The scaling phenomenon is a major challenge in membrane distillation (MD) because MD is typically applied for treatment of hypersaline wastewater. Scaling not only decreases the vapor flux through the membrane but also reduces the lifetime of the membrane. The scaling-induced pore wetting caused by precipitation of the minerals at the membrane-water interface leads to water breakthrough in the membrane and eventually failure in the MD performance. Theoretically, the necessary conditions for a dissolve salt to precipitate can be found from its solubility constant and activity of the constituents in the brine. The composition and concentration of the dissolved solids can be used to determine the onset of precipitation in MD. A comprehensive thermodynamic model is, thereby, needed to estimate the electrolyte behavior and to predict the onset of precipitation at different brine compositions.

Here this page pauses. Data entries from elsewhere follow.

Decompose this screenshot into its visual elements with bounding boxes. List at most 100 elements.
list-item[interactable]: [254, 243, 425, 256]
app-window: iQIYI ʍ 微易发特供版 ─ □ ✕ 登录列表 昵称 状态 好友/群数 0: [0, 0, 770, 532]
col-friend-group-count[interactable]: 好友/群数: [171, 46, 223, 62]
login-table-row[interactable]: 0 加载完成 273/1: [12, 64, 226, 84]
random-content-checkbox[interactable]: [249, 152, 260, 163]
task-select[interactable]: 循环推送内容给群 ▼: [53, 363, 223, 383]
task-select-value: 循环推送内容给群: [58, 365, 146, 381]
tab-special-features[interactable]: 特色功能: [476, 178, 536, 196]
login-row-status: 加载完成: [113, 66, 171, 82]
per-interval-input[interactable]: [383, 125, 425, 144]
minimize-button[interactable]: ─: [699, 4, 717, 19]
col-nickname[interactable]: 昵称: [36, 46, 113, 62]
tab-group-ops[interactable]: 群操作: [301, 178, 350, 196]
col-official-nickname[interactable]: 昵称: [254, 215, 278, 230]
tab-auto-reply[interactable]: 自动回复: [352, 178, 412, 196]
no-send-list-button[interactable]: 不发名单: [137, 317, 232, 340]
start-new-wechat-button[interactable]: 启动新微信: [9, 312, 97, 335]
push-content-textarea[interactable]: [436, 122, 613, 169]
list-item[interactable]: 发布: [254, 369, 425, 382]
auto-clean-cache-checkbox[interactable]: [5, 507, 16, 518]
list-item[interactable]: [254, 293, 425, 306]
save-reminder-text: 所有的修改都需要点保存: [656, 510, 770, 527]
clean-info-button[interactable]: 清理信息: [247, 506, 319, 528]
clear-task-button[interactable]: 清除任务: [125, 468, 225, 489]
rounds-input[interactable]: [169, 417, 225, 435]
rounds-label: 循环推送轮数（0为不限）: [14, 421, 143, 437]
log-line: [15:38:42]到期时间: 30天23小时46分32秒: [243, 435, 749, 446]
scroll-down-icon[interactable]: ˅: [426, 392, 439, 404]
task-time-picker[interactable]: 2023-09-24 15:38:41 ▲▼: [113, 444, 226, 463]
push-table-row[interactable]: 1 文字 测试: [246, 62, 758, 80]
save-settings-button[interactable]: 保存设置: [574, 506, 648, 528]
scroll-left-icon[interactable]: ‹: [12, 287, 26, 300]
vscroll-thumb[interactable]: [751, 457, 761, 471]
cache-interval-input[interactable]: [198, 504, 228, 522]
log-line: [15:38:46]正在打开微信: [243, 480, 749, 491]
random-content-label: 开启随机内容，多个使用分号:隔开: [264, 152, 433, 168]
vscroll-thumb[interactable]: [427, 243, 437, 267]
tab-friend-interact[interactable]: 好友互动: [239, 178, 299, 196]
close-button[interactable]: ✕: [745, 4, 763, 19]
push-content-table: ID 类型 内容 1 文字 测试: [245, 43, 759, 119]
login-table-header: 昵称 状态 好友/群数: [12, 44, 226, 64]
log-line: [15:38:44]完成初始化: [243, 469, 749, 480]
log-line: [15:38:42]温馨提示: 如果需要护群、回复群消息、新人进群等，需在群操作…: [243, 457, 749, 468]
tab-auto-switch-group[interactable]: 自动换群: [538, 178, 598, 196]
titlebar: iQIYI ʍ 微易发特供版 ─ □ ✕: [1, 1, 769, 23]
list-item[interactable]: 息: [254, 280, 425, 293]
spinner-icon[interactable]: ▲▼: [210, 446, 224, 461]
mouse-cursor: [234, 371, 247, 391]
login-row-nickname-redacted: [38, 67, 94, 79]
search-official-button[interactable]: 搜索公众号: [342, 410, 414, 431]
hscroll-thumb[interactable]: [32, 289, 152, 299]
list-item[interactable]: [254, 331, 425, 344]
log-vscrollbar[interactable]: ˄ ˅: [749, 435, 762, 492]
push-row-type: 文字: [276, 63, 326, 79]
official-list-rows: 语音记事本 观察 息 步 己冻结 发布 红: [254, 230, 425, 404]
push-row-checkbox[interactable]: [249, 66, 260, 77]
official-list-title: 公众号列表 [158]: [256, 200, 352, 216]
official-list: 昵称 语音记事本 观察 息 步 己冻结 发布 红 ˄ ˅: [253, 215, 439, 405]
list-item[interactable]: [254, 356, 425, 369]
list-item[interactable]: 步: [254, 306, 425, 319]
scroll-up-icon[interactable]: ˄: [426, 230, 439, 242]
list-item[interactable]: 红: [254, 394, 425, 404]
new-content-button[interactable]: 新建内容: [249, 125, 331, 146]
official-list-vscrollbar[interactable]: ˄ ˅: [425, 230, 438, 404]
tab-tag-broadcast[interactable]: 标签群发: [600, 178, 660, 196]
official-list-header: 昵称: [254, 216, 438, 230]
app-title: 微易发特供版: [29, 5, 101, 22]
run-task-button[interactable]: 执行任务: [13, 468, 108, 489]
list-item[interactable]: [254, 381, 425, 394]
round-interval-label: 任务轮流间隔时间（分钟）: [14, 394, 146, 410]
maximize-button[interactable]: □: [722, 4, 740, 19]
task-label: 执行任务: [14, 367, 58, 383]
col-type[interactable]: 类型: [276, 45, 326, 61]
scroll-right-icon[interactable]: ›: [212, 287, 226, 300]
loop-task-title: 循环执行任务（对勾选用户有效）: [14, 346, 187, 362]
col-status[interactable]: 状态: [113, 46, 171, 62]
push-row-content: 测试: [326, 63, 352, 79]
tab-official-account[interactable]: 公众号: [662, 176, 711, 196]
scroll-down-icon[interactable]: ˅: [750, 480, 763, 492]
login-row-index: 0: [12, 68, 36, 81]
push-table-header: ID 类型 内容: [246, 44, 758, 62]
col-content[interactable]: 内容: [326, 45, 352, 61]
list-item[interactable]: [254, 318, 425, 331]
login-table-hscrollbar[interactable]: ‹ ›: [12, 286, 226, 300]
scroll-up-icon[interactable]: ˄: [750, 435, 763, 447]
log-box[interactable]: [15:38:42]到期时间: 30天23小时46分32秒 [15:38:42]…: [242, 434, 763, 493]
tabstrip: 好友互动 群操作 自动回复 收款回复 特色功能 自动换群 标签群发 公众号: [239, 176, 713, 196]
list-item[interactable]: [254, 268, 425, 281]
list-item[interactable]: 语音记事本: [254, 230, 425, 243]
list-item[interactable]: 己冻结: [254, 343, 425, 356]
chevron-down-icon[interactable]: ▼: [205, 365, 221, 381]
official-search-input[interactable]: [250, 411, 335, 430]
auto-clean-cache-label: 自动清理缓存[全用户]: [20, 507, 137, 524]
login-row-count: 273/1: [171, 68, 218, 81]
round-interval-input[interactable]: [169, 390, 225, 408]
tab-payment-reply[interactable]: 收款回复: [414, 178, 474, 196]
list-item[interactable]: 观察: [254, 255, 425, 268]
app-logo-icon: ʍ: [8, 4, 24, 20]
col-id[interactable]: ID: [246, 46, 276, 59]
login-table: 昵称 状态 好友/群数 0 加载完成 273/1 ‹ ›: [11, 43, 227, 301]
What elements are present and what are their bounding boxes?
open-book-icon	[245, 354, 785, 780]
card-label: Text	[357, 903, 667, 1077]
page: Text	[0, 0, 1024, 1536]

The MD has shown potential for treating hypersaline brine streams, but it is significantly impaired by the scaling of minerals. In this presentation, we will discuss the thermodynamic model that we have developed based on the eNRTL model (Song and Chen, I&ECR, 2009, 48(16), 7788-97) - a state-of-the-art electrolyte model - to investigate the fluid phase equilibria of brine at different compositions. We chose produced water (PW) resulted from hydraulic fracturing of the unconventional oil and gas as the model hypersaline brine for our thermodynamic modeling. The eNRTL model includes all the major ionic species that are present in PW, which could be incorporated into custom modeled simulations for more accurate prediction of the thermodynamic properties of the brine in the membrane-based separations. With fully-parameterized eNRTL model, we predicted salt precipitation in the treatment of PW samples with MD. Our thermodynamic modeling findings is in agreement with the experimental results from our scaling MD tests. This model is a tool that can help forecasting the precipitation of salts for any brine composition at different concentrations and temperatures. This approach could be further expanded to other desalination processes that are impaired by scaling of the dissolved electrolytes.